Through albedo effect, this plan may even help decrease Greenland melting and decrease the inflow of Greenland meltwater, again favouring thermohaline stability (although that effect is likely to be small as the geographical distance between most of the Greenland ice cap and the Chuckchi Sea, central focus point of this plan, is rather big).
3. Increased Atlantic influence
Apart from thermohaline concerns, building the St Lawrence dam would decrease the discharge of the Bering Strait inflow. This means the present point of ‘collision’ of inflowing Pacific and Atlantic waters, the ‘ crossroads’, on the edge of the Chukchi plateau and the Amerasian Basin, will disappear. Perhaps this will decrease friction of the Atlantic current that is thereby enabled to extent its flow and influences, mainly the transportation of warmer water, into the Arctic. As the Pacific inflow is already comparably small, and the Amerasian Basin very voluminous, it seems unlikely this will have significant impacts.
4. Overshooting
This plan should help preserve the Arctic climate, not create the onset of global cooling. If it would prove effective to theoretical extremes, feedbacks like the albedo effect could lead to undesired sea ice formation, beyond the original extents of the polar ice cap. This seems very unlikely.
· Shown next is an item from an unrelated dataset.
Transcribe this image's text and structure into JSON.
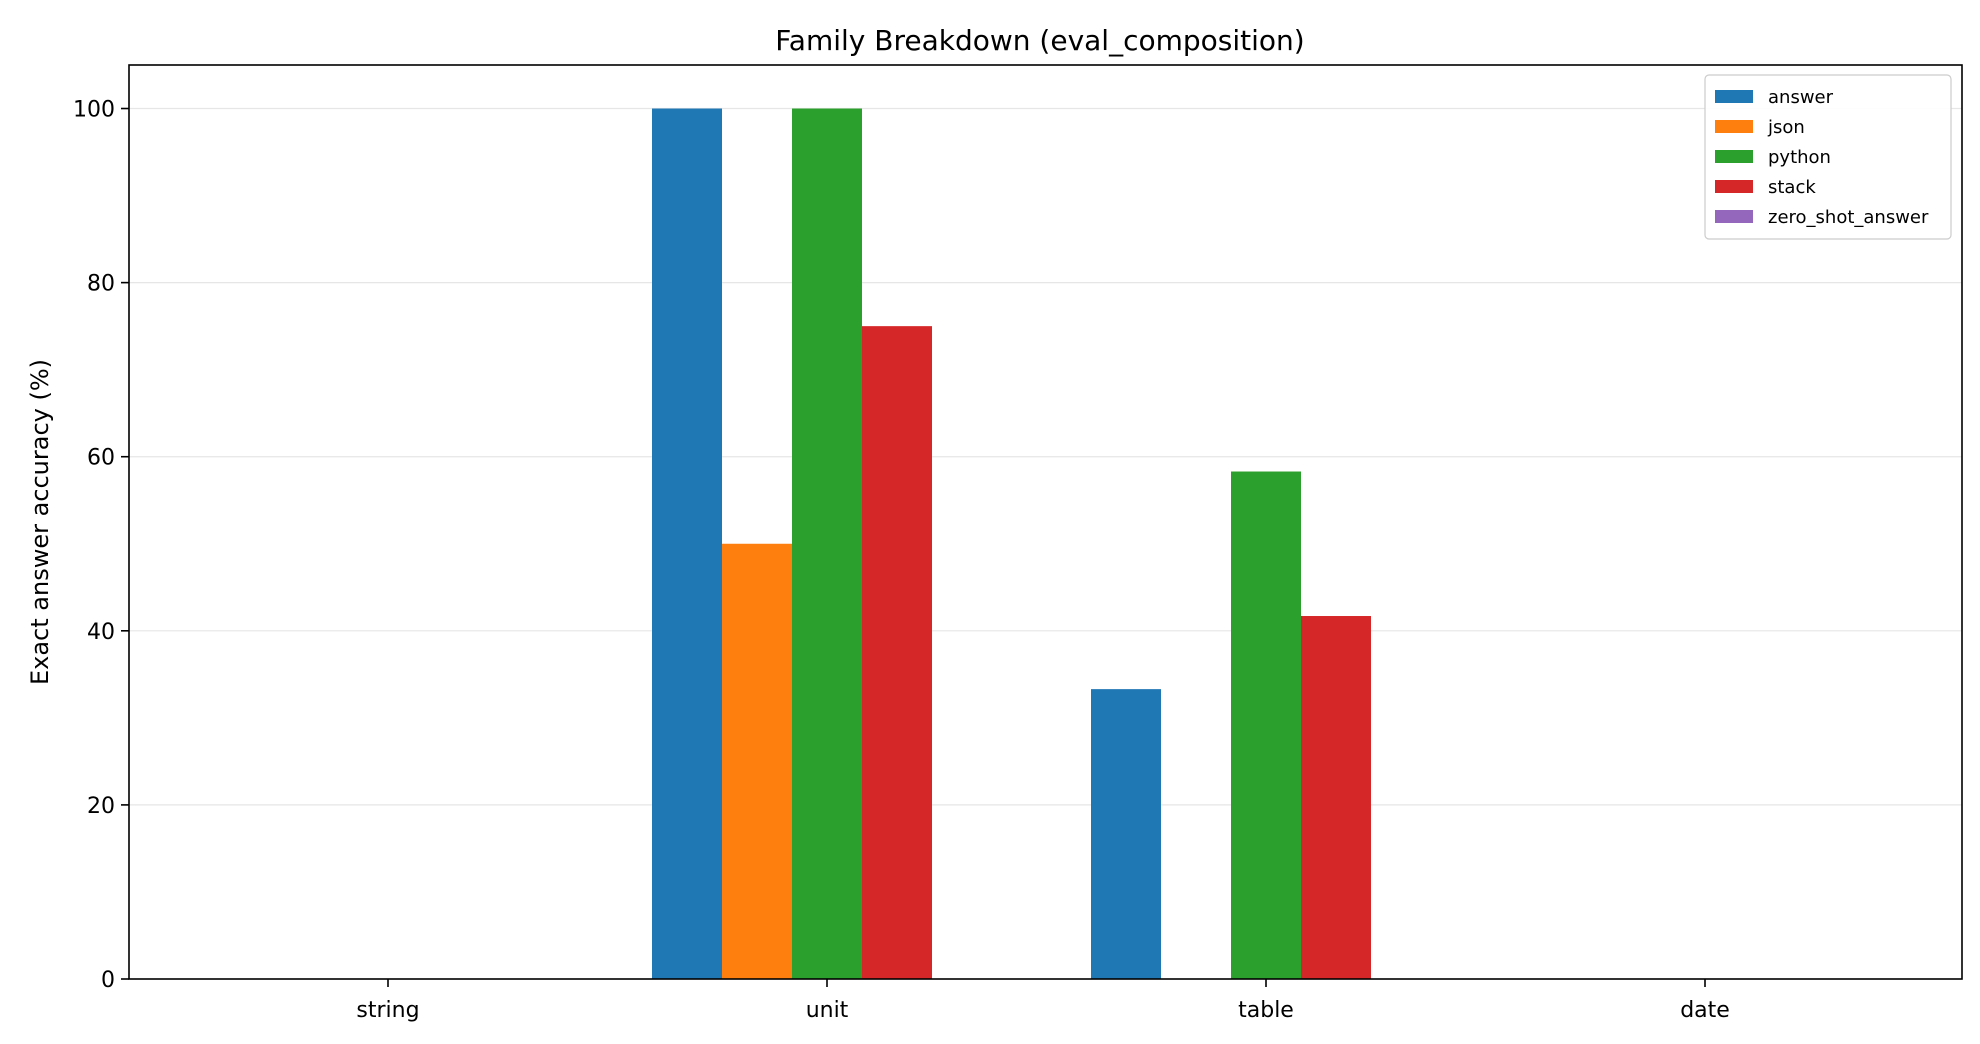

If however calculations should prove inadequate to remove this concern, many engineering options are at hand to prevent overshooting and regulate the process.
5. Practicalities
Building the St Lawrence dam would require thorough scientific research, international cooperation and off course quite a financial investment. On the other hand it does seem very doable. As the length of St Lawrence Island will make up a significant part of the dam, its dimensions can be reduced to a length of some 300 kilometres. Presumed the sea has an average depth of some 50 meters, and the dam would need to be twice as wide as high, around 1.5 billion m³ would be required. How about the carbon credits? (Plan B, the Diomede Threshold, would off course have far smaller material requirements.)